Prepare for the recovery

It is crucial to make sure that the master node is truly dead and does not accidentally restart while you are preparing for the recovery.

  1. If the cluster was configured without DNS aliases perform the following steps. Otherwise move on to step 2:
    1. Establish a maintenance window (one hour should be sufficient). During this time the Kudu cluster will be unavailable.
    2. Shut down all Kudu tablet server processes in the cluster.
  2. Ensure that the dead master is well and truly dead. Take whatever steps needed to prevent it from accidentally restarting; this can be quite dangerous for the cluster post-recovery.
  3. Choose one of the remaining live masters to serve as a basis for recovery. The rest of this workflow will refer to this master as the "reference" master.
  4. Choose an unused machine in the cluster where the new master will live. The master generates very little load so it can be co-located with other data services or load-generating processes, though not with another Kudu master from the same configuration. The rest of this workflow will refer to this master as the "replacement" master.
  5. Perform the following preparatory steps for the replacement master:
    • Ensure Kudu is installed on the machine, either via system packages (in which case the kudu and kudu-master packages should be installed), or via some other means.

    • Choose and record the directory where the master’s data will live.

  6. Perform the following preparatory steps for each live master:
    • Identify and record the directory where the master’s data lives. If using Kudu system packages, the default value is /var/lib/kudu/master, but it may be customized via the fs_wal_dir and fs_data_dirs configuration parameter. Please note if you’ve set fs_data_dirs to some directories other than the value of fs_wal_dir, it should be explicitly included in every command below where fs_wal_dir is also included.
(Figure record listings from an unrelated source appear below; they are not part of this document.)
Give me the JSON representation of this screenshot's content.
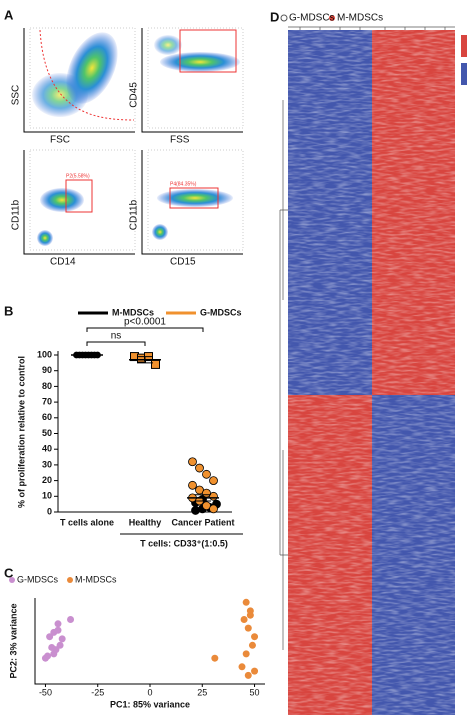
{
  "panel_labels": [
    "A",
    "B",
    "C",
    "D"
  ],
  "flow_plots": [
    {
      "y_label": "SSC",
      "x_label": "FSC"
    },
    {
      "y_label": "CD45",
      "x_label": "FSS"
    },
    {
      "y_label": "CD11b",
      "x_label": "CD14",
      "gate": "P2(5.58%)"
    },
    {
      "y_label": "CD11b",
      "x_label": "CD15",
      "gate": "P4(84.35%)"
    }
  ],
  "chart_data": [
    {
      "type": "dot_plot",
      "y_label": "% of proliferation relative to control",
      "categories": [
        "T cells alone",
        "Healthy",
        "Cancer Patient"
      ],
      "group_label": "T cells: CD33⁺(1:0.5)",
      "group_span": [
        1,
        2
      ],
      "series": [
        {
          "name": "M-MDSCs",
          "color": "#000000",
          "values": [
            [
              100,
              100,
              100,
              100,
              100,
              100,
              100,
              100
            ],
            [],
            [
              1,
              2,
              3,
              5,
              6,
              8
            ]
          ]
        },
        {
          "name": "G-MDSCs",
          "color": "#f0912e",
          "values": [
            [],
            [
              99,
              98,
              99,
              94
            ],
            [
              32,
              28,
              24,
              20,
              17,
              14,
              12,
              10,
              9,
              7,
              4,
              2
            ]
          ]
        }
      ],
      "means": [
        100,
        97,
        9
      ],
      "errors": [
        0.5,
        2,
        2
      ],
      "comparisons": [
        {
          "label": "ns",
          "from": 0,
          "to": 1
        },
        {
          "label": "p<0.0001",
          "from": 0,
          "to": 2
        }
      ],
      "ylim": [
        0,
        100
      ],
      "yticks": [
        0,
        10,
        20,
        30,
        40,
        50,
        60,
        70,
        80,
        90,
        100
      ]
    },
    {
      "type": "scatter",
      "x_label": "PC1: 85% variance",
      "y_label": "PC2: 3% variance",
      "series": [
        {
          "name": "G-MDSCs",
          "color": "#c98fcf",
          "x": [
            -48,
            -46,
            -44,
            -47,
            -45,
            -43,
            -49,
            -46,
            -44,
            -38,
            -50,
            -42
          ],
          "values": [
            2,
            4,
            5,
            -3,
            -4,
            -2,
            -7,
            -6,
            8,
            10,
            -8,
            1
          ]
        },
        {
          "name": "M-MDSCs",
          "color": "#ea8a3a",
          "x": [
            46,
            48,
            45,
            47,
            50,
            49,
            46,
            48,
            31,
            44,
            47,
            50
          ],
          "values": [
            18,
            14,
            10,
            6,
            2,
            -2,
            -6,
            12,
            -8,
            -12,
            -16,
            -14
          ]
        }
      ],
      "xlim": [
        -55,
        55
      ],
      "ylim": [
        -20,
        20
      ],
      "xticks": [
        -50,
        -25,
        0,
        25,
        50
      ]
    }
  ],
  "heatmap": {
    "legend": [
      "G-MDSCs",
      "M-MDSCs"
    ]
  }
}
    • Identify and record the master’s UUID. It can be fetched using the following command:

      $ sudo -u kudu kudu fs dump uuid --fs_wal_dir=<master_wal_dir> [--fs_data_dirs=<master_data_dir>] 2>/dev/null
      master_data_dir

      live master’s previously recorded data directory

      Example
      $ sudo -u kudu kudu fs dump uuid --fs_wal_dir=/data/kudu/master/wal --fs_data_dirs=/data/kudu/master/data 2>/dev/null
      80a82c4b8a9f4c819bab744927ad765c
  7. Perform the following preparatory steps for the reference master:
    • Identify and record the directory where the master’s data lives. If using Kudu system packages, the default value is /var/lib/kudu/master, but it may be customized using the fs_wal_dir and fs_data_dirs configuration parameter. If you have set fs_data_dirs to some directories other than the value of fs_wal_dir, it should be explicitly included in every command below where fs_wal_dir is also included.

    • Identify and record the UUIDs of every master in the cluster, using the following command:

      $ sudo -u kudu kudu local_replica cmeta print_replica_uuids --fs_wal_dir=<master_data_dir> <tablet_id> 2>/dev/null
      master_data_dir

      The reference master’s previously recorded data directory.

      tablet_id

      Must be set to the string, 00000000000000000000000000000000.

      For example
      $ sudo -u kudu kudu local_replica cmeta print_replica_uuids --fs_wal_dir=/data/kudu/master/wal --fs_data_dirs=/data/kudu/master/data  00000000000000000000000000000000 2>/dev/null
      80a82c4b8a9f4c819bab744927ad765c 2a73eeee5d47413981d9a1c637cce170 1c3f3094256347528d02ec107466aef3
  8. Using the two previously-recorded lists of UUIDs (one for all live masters and one for all masters), determine and record (by process of elimination) the UUID of the dead master.